Para Shecaira[5]:Uma cidade desenvolve-se, de acordo com a ideia central dos principais autores da teoria ecológica, segundo círculos concêntricos, por meio de um conjunto de zonas ou anéis a partir de uma área central. No mais central desses anéis estava o Loop, zona comercial com os seus grandes bancos, armazéns, lojas de departamento, a administração da cidade, fábricas, estações ferroviárias etc. A segunda zona, chamada de zona de transição, situa-se exatamente entre zonas residenciais (3ª zona) e a anterior (1ª zona), que concentra o comércio e a indústria. Cabe destacar que para alguns doutrinadores existiria, ainda, os círculos ou zonas 3, 4 e 5, que corresponderia, respectivamente, as residenciais de baixo, médio e alto padrão.
Com a elaboração do modelo radial, foi possível constatar as denominadas áreas de criminalidade, onde os criminólogos percebem que a maior incidência criminal se dava na segunda zona ou círculo, denominada área de transição ou slums[6], diminuindo em direção aos círculos mais distantes.
Os pesquisadores concluíram que na área correspondente ao segundo círculo ocorreu um declínio no controle social informal[7], motivado, especialmente, pela desorganização social, que representa o rompimento dos vínculos de afeto e solidariedade entre os moradores numa determinada região, que é ocasionado pelo anonimato da cidade grande, grande mobilidade social, barreiras linguísticas e culturais, degradação urbana etc.

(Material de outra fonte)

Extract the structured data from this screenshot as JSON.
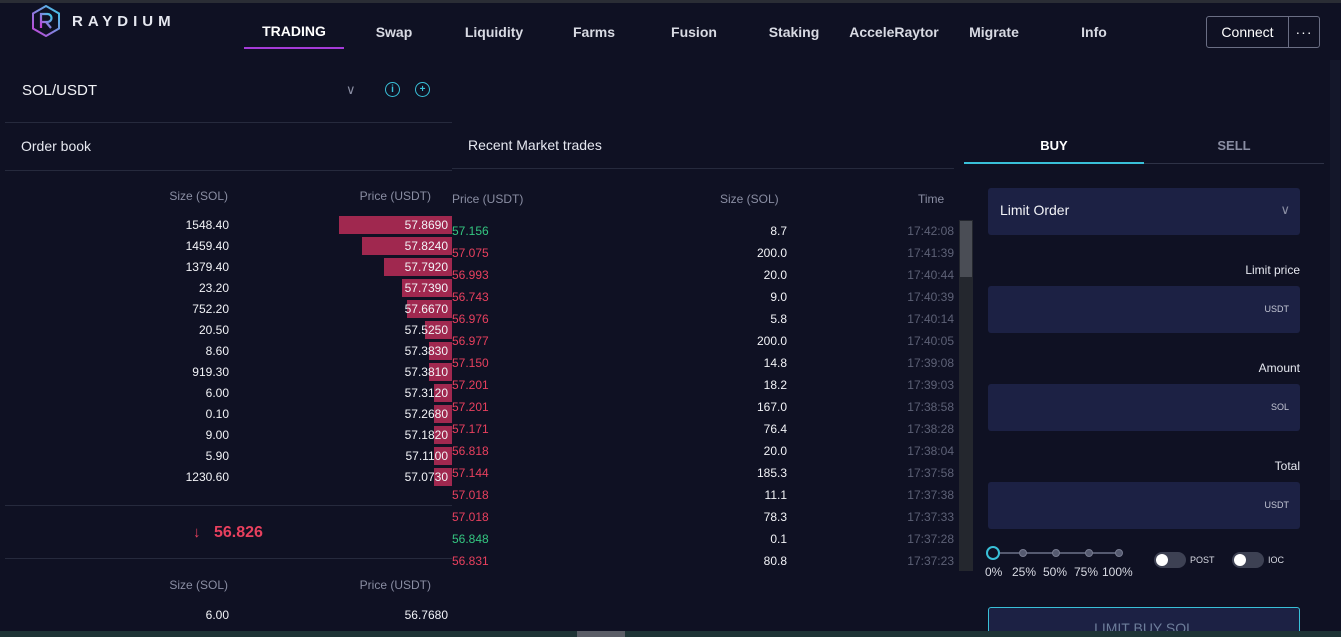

Nas palavras de Nestor Sampaio Penteado Filho[8]: Assim, com o crescimento das cidades começa a surgir uma relação de aproximação entre as pessoas, com a vizinhança se conhecendo (...) Esse mecanismo solidário de mútuas relações proporciona uma espécie de controle informal, na medida em que uns tomam conta dos outros (ex.: família que viaja e pede ao vizinho que recolha o jornal, que mostra ao leiturista da água o local do hidrômetro etc.). Continua o autor: Os avanços do progresso cultural aceleram a mobilidade social, fazendo aumentar a alteração, com as mudanças de emprego, residência, bairro etc., incorrendo em ascensão ou queda social. A mobilidade difere da fluidez, que é o movimento sem mudança da postura ecológica, proporcionado pelo avanço da tecnologia dos transportes (automóvel, trens, metrô). E finaliza: Portanto, a mobilização e a fluidez impedem o efetivo controle social informal nas maiores cidades.

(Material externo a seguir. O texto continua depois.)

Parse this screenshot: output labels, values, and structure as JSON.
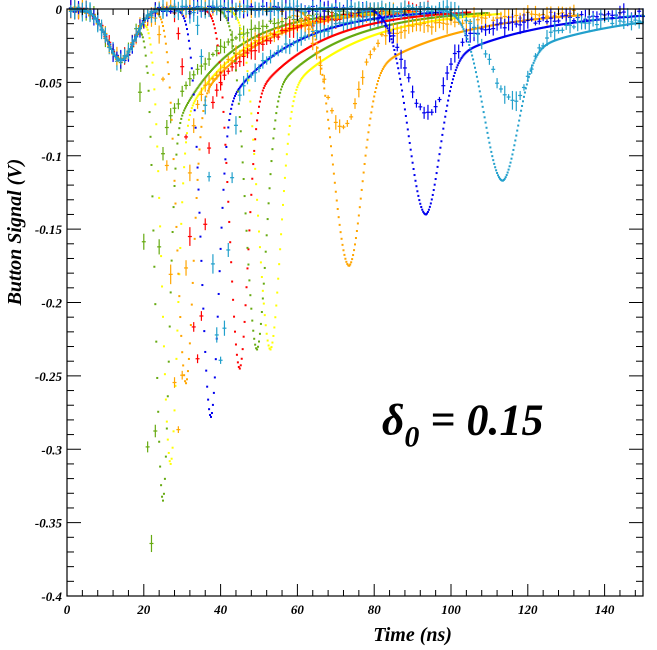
{
  "chart_data": {
    "type": "scatter",
    "xlabel": "Time (ns)",
    "ylabel": "Button Signal (V)",
    "xlim": [
      0,
      150
    ],
    "ylim": [
      -0.4,
      0
    ],
    "x_ticks": [
      0,
      20,
      40,
      60,
      80,
      100,
      120,
      140
    ],
    "x_tick_labels": [
      "0",
      "20",
      "40",
      "60",
      "80",
      "100",
      "120",
      "140"
    ],
    "y_ticks": [
      0,
      -0.05,
      -0.1,
      -0.15,
      -0.2,
      -0.25,
      -0.3,
      -0.35,
      -0.4
    ],
    "y_tick_labels": [
      "0",
      "-0.05",
      "-0.1",
      "-0.15",
      "-0.2",
      "-0.25",
      "-0.3",
      "-0.35",
      "-0.4"
    ],
    "grid": false,
    "annotation": {
      "symbol": "δ",
      "subscript": "0",
      "text": " = 0.15"
    },
    "series": [
      {
        "color": "#66aa11",
        "peak_x": 22,
        "peak_y": -0.365,
        "width": 2.2,
        "noisy": true
      },
      {
        "color": "#66aa11",
        "peak_x": 25,
        "peak_y": -0.335,
        "width": 2.8,
        "noisy": false
      },
      {
        "color": "#ffff00",
        "peak_x": 27,
        "peak_y": -0.31,
        "width": 3.2,
        "noisy": false
      },
      {
        "color": "#ffa500",
        "peak_x": 29,
        "peak_y": -0.285,
        "width": 3.0,
        "noisy": true
      },
      {
        "color": "#ffa500",
        "peak_x": 31,
        "peak_y": -0.255,
        "width": 3.4,
        "noisy": false
      },
      {
        "color": "#ff0000",
        "peak_x": 34,
        "peak_y": -0.24,
        "width": 3.0,
        "noisy": true
      },
      {
        "color": "#0000ee",
        "peak_x": 37.5,
        "peak_y": -0.278,
        "width": 3.6,
        "noisy": false
      },
      {
        "color": "#22a0cc",
        "peak_x": 40,
        "peak_y": -0.24,
        "width": 3.5,
        "noisy": true
      },
      {
        "color": "#ff0000",
        "peak_x": 45,
        "peak_y": -0.245,
        "width": 3.8,
        "noisy": false
      },
      {
        "color": "#66aa11",
        "peak_x": 49.5,
        "peak_y": -0.232,
        "width": 4.2,
        "noisy": false
      },
      {
        "color": "#ffff00",
        "peak_x": 53,
        "peak_y": -0.232,
        "width": 4.6,
        "noisy": false
      },
      {
        "color": "#ffa500",
        "peak_x": 73.5,
        "peak_y": -0.175,
        "width": 6.0,
        "noisy": false
      },
      {
        "color": "#ffa500",
        "peak_x": 72,
        "peak_y": -0.082,
        "width": 7.0,
        "noisy": true
      },
      {
        "color": "#0000ee",
        "peak_x": 93.5,
        "peak_y": -0.14,
        "width": 6.5,
        "noisy": false
      },
      {
        "color": "#0000ee",
        "peak_x": 94,
        "peak_y": -0.072,
        "width": 8.0,
        "noisy": true
      },
      {
        "color": "#22a0cc",
        "peak_x": 113.5,
        "peak_y": -0.117,
        "width": 7.0,
        "noisy": false
      },
      {
        "color": "#22a0cc",
        "peak_x": 116,
        "peak_y": -0.063,
        "width": 8.0,
        "noisy": true
      }
    ]
  }
}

A principal proposta da Escola de Chicago visando combater à criminalidade se deu com o Projeto da Área de Chicago (Chicago Area Project), formulado por Shaw e Mckay em 1934, que era uma política criminal que visava restaurar o controle social informal a partir de atividades realizadas por grupos formados pelos próprios residentes de cada área, os quais organizavam atividades recreativas, reduziam a deterioração física do bairro, aconselhavam jovens envolvidos com a justiça criminal, além de outras formas de fomentar a coesão entre os indivíduos e reutilização de espaços públicos.
Desta forma, conclui-se que a Escola de Chicago, também chamada de ecologia criminal, é considerada uma das mais importantes teorias do consenso da sociologia criminal, e utilizando de métodos estatísticos, estudos de mapas da cidade e, principalmente, inquéritos sociais, constatou que em decorrência do crescimento desorganizado da cidade de Chicago, inúmero e graves problemas sociais, econômicos e culturais, corroborados pela ausência de controle social informal, criaram ambiente favorável para instalação da criminalidade.
Referências Bibliográficas
SHECAIRA, Sérgio Salomão. Criminologia. 8 ed. São Paulo: Revista dos Tribunais, 2020;
TANGERINO, Davi de Paiva Costa, Crime e cidade: violência urbana e a Escola de Chicago. Rio de Janeiro: Lumen Juris, 2007.
GÁRCIA PABLOS DE MOLINA, Antônio; GOMEZ, Luiz Flávio. Criminologia. 8 ed. São Paulo: Revista dos Tribunais, 2012;
PENTEADO FILHO, Nestor Sampaio. Manual esquemático de criminologia/Nestor Sampaio Penteado Filho. 4. ed. São Paulo: Saraiva, 2014.